614 Take 3M Retirement Offer; Co. Expected 1,000

The manufacturing giant hasn't specified what, if any, other cost-cutting measures it will implement given that it didn't get its targeted number of volunteers.

Only 614 3M Company employees accepted an early retirement incentive offered in December-significantly fewer than the 1,000 volunteers that the Maplewood-based manufacturer had hoped for.

In bracing itself for a weaker economy in 2012, 3M offered incentive packages to about 4,900 employees, or roughly 15 percent of its work force. Workers had until January 31 to accept the offer, and those who took it retired on February 1.

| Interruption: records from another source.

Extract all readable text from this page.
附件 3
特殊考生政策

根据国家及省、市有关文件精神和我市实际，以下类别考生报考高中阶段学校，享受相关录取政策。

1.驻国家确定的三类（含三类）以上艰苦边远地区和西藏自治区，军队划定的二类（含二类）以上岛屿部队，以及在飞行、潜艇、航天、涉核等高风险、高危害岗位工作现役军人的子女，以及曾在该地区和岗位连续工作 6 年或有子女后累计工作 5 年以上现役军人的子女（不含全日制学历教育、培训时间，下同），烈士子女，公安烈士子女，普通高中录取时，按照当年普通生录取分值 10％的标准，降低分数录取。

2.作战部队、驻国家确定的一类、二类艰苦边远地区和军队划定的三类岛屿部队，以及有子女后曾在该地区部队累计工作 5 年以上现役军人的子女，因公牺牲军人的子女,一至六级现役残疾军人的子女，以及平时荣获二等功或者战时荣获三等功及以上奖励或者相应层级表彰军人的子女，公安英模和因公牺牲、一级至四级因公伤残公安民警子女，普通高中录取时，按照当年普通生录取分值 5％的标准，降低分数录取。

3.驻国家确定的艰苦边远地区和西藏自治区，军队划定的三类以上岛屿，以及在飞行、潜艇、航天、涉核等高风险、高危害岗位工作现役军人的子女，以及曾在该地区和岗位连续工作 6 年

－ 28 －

In a Thursday filing with the U.S. Securities and Exchange Commission, 3M disclosed the number of employees who accepted the incentive package. But the company didn't specify what, if any, other cost-cutting measures it will implement given that it missed its target by 386 employees-and a Friday morning phone call inquiring about such measures wasn't immediately returned.

3M did say in its regulatory filing that it expects to incur early retirement and restructuring costs of about 4 cents per share in the first quarter of 2012; approximately 3 cents per share, or $26 million, relates to termination benefits for the voluntary retirement incentive program in the United States, the company said.

According to the Star Tribune, 3M began implementing cost-cutting measures in the third quarter of last year. They included a hiring freeze and travel cutbacks.

The last time 3M offered a voluntary early retirement package was 2009; 700 people accepted the incentive offered at that time, resulting in a $21 million non-cash charge.

3M is Minnesota's fifth-largest public company based on revenue, which totaled $29.6 billion in 2011. Its net income totaled $4.28 billion last year, up 4.8 percent from 2010.